Ön yazılarında mükemmel beyaz boşlukları olan, tüm “doğru” mülakat sorularını ezberleyen veya yaygın ifadeleri (yani klişeleri) kullanan çok az kişinin işe alındığını fark edin. Tüm bu mükemmellik, sizi sahnelenmiş ve orijinal olmayan bir görünüme sokacaktır. Bunun yerine, kibar ve sevimli olmanız için kendinize izin verin. Unutulmaz, sevimli adaylar çok büyük olasılıkla işi almayı başarır ve sonuna kadar götürür.

5. LinkedIn’de değilseniz, İşinizi Zorlaştırıyorsunuz.

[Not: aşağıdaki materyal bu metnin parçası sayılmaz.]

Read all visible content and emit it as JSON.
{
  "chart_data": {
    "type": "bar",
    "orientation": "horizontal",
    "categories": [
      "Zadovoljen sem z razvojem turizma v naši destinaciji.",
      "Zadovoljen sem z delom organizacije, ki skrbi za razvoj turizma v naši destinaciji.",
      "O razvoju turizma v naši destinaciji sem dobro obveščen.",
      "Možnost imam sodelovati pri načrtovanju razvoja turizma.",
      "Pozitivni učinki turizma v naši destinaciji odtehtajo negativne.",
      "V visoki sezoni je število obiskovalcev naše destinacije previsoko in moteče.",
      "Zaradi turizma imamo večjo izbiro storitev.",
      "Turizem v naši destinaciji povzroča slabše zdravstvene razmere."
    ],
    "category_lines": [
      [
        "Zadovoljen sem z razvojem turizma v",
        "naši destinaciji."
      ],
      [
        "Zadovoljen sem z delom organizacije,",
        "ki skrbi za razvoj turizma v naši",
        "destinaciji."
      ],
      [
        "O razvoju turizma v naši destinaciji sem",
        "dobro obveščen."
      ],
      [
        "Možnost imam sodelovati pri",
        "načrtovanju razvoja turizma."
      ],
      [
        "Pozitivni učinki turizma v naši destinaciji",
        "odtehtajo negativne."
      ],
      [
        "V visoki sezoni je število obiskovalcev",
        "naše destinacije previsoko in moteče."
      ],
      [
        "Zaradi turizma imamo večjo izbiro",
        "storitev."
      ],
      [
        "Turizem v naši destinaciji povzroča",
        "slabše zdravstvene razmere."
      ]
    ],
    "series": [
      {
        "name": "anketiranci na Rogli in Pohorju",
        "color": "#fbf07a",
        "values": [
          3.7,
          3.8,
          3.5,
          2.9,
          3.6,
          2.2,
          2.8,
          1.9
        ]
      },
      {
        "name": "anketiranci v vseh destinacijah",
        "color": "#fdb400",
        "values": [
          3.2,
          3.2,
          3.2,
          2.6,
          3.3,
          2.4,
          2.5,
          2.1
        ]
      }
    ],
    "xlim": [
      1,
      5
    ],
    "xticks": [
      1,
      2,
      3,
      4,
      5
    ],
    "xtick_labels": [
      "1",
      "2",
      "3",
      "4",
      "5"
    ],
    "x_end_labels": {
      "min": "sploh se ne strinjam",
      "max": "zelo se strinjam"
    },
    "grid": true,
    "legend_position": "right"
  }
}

İşe alımcıların %90’dan fazlasının birincil arama aracı olarak LinkedIn’ı kullandığını söylesem, abartmış olmam. Profesyonel iseniz, yalnızca LinkedIn hesabına sahip olmaya değil, onu avantajınız için tam olarak kullanmaya ihtiyacınız vardır. Bunu şu şekilde düşünün: Yarın sabah, bir işveren LinkedIn’e giriş yaparsa, boş bir pozisyon için sizin profilinizi incelerse ve siz orada tam olarak değilseniz? Bilin bakalım, kimi bulacaklar ve iletişime geçecekler? Evet, o kişi muhtemelen siz değilsiniz.

6. Teşekkür Etmek Önemlidir.

Bir zamanlar, ambalajlama ekipmanları üreten bir şirkette bir adayı, mühendislik görevine yerleştirdim. Benzer yeteneklere sahip olan ve işi çok fazla isteyen başka bir mühendisle baş başa rekabet ediyordu. Aday, görüştüğü kişilerin ofisinden ayrıldıktan yaklaşık iki saat sonra her kişiye düşünceli ve robotik olmayan bir teşekkür notu gönderdi. Diğer aday hiçbir şey göndermedi.

Tahmin edin, neden iş teklifini benim adayım almayı başardı? Evet, düşünceli ve robotik olmayan teşekkür ederim notları sayesinde. İşverenler, diğer favorinin hiçbir şey göndermediğini göz önüne aldıklarında, anlaşmayı onun için imzaladılar. Diğer adayla benzer niteliklere sahip olmasına rağmen bu düşünceli davranış işe alınan adayı öne geçirmeyi başardı.